Helpfully, the guidelines provide a number of recommendations of key approaches and interventions to consider including in these policies and plans which have been thoughtfully designed to be applicable to all organization sizes and geographies. Importantly, they also pay particular attention to front line workers, including those working in humanitarian and crisis settings around the world.
The recommendations outlined in the guidelines pay particular attention to solutions that;
- Preventing the risks to mental health at work, such as heavy workloads, limited autonomy, inflexible hours, through organizational interventions.
- Protecting and promoting mental health though training managers – to better support their staff and strengthen interpersonal managerial skills; training workers to reduce stigmatizing attitudes for mental health; and delivering whole of workforce interventions that aim to build workers’ stress management skills.
- Supporting people living with mental health conditions to participate in work– through reasonable accommodations, return to work programmes following an absence, and supported employment to help gain entry to paid work.
The recommendation for continual improvement is an important one. One barrier leaders often cite as a barrier for taking action is the fear of not being perfect. However, this can not and should be used as a reason to not begin to take action.
As the guidelines so powerfully say, addressing mental health at work “should not be seen as onerous. Rather, it offers an opportunity for growth and sustainable development” and “will help both employers and employees “prepare for the future of work and a changing world.”

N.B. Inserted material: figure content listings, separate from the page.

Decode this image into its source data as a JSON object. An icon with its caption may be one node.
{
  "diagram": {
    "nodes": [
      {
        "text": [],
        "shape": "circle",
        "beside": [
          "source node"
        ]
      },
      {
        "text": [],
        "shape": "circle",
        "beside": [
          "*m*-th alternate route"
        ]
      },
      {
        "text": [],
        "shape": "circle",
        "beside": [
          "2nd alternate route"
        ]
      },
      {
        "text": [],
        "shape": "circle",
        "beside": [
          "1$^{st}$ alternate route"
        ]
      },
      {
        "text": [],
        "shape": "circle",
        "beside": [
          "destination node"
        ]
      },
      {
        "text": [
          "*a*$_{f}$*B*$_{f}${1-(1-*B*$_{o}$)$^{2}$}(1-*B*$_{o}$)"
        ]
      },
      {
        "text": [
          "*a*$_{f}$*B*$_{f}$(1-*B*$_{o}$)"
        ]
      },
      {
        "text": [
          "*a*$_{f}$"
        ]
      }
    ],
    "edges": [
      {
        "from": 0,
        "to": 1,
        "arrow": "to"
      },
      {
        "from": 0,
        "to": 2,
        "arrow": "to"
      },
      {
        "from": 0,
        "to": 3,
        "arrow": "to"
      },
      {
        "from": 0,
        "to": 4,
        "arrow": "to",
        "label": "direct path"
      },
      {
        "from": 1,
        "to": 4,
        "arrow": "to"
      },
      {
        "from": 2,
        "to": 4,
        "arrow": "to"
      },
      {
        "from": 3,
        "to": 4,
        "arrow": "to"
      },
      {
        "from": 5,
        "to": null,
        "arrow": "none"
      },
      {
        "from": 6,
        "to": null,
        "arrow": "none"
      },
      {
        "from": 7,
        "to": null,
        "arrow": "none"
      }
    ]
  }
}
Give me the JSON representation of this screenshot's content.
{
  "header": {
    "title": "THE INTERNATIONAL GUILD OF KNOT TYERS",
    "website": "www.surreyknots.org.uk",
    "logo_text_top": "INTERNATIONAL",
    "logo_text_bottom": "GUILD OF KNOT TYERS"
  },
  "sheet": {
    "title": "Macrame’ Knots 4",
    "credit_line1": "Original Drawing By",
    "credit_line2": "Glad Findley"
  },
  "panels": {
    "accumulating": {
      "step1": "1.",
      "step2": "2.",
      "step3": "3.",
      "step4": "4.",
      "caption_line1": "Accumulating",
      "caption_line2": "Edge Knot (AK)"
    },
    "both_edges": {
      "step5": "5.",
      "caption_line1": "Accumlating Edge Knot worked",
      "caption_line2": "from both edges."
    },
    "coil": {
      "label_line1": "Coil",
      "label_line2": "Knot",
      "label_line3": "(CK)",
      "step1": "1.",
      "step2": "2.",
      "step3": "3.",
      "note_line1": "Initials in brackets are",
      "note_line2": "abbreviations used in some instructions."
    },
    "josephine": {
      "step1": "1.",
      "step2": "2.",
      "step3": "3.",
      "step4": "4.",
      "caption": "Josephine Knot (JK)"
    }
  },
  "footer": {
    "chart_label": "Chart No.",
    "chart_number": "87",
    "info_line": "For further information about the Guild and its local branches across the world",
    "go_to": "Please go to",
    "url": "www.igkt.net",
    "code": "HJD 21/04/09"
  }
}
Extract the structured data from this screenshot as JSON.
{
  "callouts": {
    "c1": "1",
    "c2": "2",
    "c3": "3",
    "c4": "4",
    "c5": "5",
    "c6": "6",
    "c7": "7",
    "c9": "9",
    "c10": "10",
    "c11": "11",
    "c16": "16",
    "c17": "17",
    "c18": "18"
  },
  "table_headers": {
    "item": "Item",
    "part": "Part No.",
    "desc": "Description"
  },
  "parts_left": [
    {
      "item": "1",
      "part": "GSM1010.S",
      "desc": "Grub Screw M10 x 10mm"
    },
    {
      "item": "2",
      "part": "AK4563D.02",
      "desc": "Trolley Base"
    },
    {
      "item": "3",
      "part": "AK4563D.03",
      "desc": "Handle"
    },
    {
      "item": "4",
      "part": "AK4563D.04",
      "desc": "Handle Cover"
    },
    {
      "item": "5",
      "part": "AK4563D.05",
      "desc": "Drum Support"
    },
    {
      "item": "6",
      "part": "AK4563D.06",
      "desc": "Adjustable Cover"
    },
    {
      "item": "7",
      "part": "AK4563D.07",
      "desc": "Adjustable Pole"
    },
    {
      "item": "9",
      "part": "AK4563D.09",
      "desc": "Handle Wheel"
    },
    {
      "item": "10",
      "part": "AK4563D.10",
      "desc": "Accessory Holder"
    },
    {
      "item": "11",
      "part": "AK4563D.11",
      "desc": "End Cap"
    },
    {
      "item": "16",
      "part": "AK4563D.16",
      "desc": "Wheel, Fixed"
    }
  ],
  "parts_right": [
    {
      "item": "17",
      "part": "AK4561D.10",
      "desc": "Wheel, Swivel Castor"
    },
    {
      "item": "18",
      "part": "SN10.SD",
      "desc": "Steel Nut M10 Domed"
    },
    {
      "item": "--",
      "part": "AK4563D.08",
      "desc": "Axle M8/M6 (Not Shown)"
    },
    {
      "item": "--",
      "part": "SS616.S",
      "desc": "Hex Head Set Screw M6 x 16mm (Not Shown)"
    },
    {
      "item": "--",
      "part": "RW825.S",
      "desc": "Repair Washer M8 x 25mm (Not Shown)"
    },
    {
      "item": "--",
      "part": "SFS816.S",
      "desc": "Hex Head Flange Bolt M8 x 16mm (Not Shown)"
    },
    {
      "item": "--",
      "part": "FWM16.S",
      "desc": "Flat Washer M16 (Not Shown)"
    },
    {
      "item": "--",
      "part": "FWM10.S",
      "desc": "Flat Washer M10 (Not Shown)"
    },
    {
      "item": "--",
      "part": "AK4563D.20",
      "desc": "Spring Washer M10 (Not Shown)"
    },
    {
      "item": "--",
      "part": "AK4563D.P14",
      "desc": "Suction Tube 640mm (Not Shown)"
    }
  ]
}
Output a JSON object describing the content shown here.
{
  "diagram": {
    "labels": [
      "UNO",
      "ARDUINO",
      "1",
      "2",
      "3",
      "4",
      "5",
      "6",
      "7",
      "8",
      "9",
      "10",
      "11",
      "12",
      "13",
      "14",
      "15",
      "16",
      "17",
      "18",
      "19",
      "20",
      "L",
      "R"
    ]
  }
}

Continual improvement is also important when considering the second recommendation, to ensure that solutions implementation are evidence based. This is particularly important as many interventions have been found to not have a strong evidence based, and the guidelines themselves highlight many of these gaps.
However, again this should not be a cause for concern. Rather, it is a rally cry for continued action – including undertaking research on what works by employers themselves and sharing case studies of impact.
So what has worked to improve your mental health at work?
Does your employer have a policy and plan in place that meets the recommendations outlined in these guidelines?
We hope these guidelines encourage you to share with your employer what has worked for you, and ask whether the polices and plans they have in place are alignment with these guidelines, to ensure your mental health is supported at work.